Bryan Hopkins hid in a freezer with dozens of others while the deadliest mass shooting in US history unfolded in Las Vegas late Sunday night. On Monday morning, he described his experience on CNN’s “Newsroom.”
Hopkins, a musical artist who had been at the Route 91 Harvest Festival, said the gunfire, which was later revealed to be coming from the 32nd floor of the Mandalay Bay hotel, was “constant.”
“Then it would stop for, I don’t know, a few seconds, and then it would start again,” he told anchors John Berman and Poppy Harlow.
Hopkins said he attempted to lead a group to a fence that he recalled seeing. “We see an ice chest — it’s a trailer — and we open up the doors and just start helping people up inside this trailer, which happened to be a freezer,” he said. “There must have been, I don’t know, 23 to 30 of us inside this freezer.”
Hopkins said that some in the freezer worked to calm down the others while he opened the door and discovered the gunfire was still raining down on the festival.
“I turned to a couple of the guys that are in there behind me and said, ‘We gotta leave.

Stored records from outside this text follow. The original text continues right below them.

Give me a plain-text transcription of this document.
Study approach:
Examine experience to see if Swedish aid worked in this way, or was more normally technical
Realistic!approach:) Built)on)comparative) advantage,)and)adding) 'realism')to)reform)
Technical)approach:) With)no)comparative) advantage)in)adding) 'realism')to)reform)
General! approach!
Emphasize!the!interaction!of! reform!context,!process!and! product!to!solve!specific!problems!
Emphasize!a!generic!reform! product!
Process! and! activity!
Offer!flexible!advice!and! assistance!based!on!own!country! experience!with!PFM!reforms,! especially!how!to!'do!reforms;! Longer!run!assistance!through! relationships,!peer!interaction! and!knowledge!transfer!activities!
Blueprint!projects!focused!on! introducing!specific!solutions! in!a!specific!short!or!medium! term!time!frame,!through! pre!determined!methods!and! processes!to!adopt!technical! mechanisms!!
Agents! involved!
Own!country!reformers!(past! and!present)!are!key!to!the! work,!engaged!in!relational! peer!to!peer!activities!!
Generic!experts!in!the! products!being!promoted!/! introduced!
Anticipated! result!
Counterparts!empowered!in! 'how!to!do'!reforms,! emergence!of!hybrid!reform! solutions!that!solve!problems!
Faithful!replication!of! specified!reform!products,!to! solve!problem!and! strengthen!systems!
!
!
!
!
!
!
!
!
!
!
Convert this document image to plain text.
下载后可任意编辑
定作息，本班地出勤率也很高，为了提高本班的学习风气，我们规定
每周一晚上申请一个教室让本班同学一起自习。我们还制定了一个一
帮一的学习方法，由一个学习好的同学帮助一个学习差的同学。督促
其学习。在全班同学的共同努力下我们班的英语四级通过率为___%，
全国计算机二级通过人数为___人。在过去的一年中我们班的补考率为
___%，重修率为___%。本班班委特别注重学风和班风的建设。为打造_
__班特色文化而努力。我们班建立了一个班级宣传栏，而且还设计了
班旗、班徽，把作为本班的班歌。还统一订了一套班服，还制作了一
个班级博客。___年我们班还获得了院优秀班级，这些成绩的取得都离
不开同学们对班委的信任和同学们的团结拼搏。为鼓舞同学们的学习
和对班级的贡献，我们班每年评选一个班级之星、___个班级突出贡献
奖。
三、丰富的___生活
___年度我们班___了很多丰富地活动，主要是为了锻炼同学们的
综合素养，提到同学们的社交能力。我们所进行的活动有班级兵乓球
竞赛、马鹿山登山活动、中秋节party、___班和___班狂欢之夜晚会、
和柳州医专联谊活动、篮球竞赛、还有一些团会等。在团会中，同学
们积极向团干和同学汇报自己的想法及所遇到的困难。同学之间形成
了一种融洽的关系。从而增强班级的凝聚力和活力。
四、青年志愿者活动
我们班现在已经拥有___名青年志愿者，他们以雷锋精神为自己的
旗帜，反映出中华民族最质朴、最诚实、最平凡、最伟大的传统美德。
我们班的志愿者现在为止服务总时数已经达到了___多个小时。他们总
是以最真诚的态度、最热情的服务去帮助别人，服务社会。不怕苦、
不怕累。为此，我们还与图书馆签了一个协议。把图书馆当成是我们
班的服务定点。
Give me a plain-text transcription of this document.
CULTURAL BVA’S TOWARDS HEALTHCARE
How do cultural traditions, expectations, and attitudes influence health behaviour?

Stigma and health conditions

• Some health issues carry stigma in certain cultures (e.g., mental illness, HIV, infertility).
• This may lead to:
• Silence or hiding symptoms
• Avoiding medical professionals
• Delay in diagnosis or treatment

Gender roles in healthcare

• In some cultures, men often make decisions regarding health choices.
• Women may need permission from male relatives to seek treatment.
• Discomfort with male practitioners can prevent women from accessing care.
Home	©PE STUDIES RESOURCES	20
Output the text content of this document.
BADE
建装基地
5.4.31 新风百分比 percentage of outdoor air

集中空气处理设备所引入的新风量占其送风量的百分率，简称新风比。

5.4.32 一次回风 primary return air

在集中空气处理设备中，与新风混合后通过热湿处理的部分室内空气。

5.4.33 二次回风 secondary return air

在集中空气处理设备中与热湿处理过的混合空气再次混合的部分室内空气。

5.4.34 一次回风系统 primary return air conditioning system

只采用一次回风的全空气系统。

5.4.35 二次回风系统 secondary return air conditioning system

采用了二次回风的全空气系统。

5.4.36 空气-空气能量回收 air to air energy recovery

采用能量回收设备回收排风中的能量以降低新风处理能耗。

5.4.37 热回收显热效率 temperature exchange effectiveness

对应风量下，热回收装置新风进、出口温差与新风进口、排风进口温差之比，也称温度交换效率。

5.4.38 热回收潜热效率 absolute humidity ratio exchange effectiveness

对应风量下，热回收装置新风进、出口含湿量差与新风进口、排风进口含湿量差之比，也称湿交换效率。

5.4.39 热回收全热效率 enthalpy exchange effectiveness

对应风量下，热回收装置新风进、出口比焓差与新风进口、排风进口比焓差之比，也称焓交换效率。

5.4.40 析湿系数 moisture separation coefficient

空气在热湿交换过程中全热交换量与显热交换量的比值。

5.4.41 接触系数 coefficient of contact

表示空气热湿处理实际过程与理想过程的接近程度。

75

If there’s people running around with guns, they’re gonna find us.'” he said. Hopkins described waiting until the sound of gunfire subsided and then rushing to help people get over the fence.
“The thing I’ll always remember is a police officer who ran towards me and said, ‘This way,’ pointed to where to run, and then ran towards the gunfire,” Hopkins said.
More than 50 people were killed in the shooting, which happened during Jason Aldean’s performance on the final night of the festival. The gunman, identified by police as 64-year-old Stephen Paddock, is believed to have killed himself before law enforcement breached his hotel room and found a cache of weapons including 10 rifles.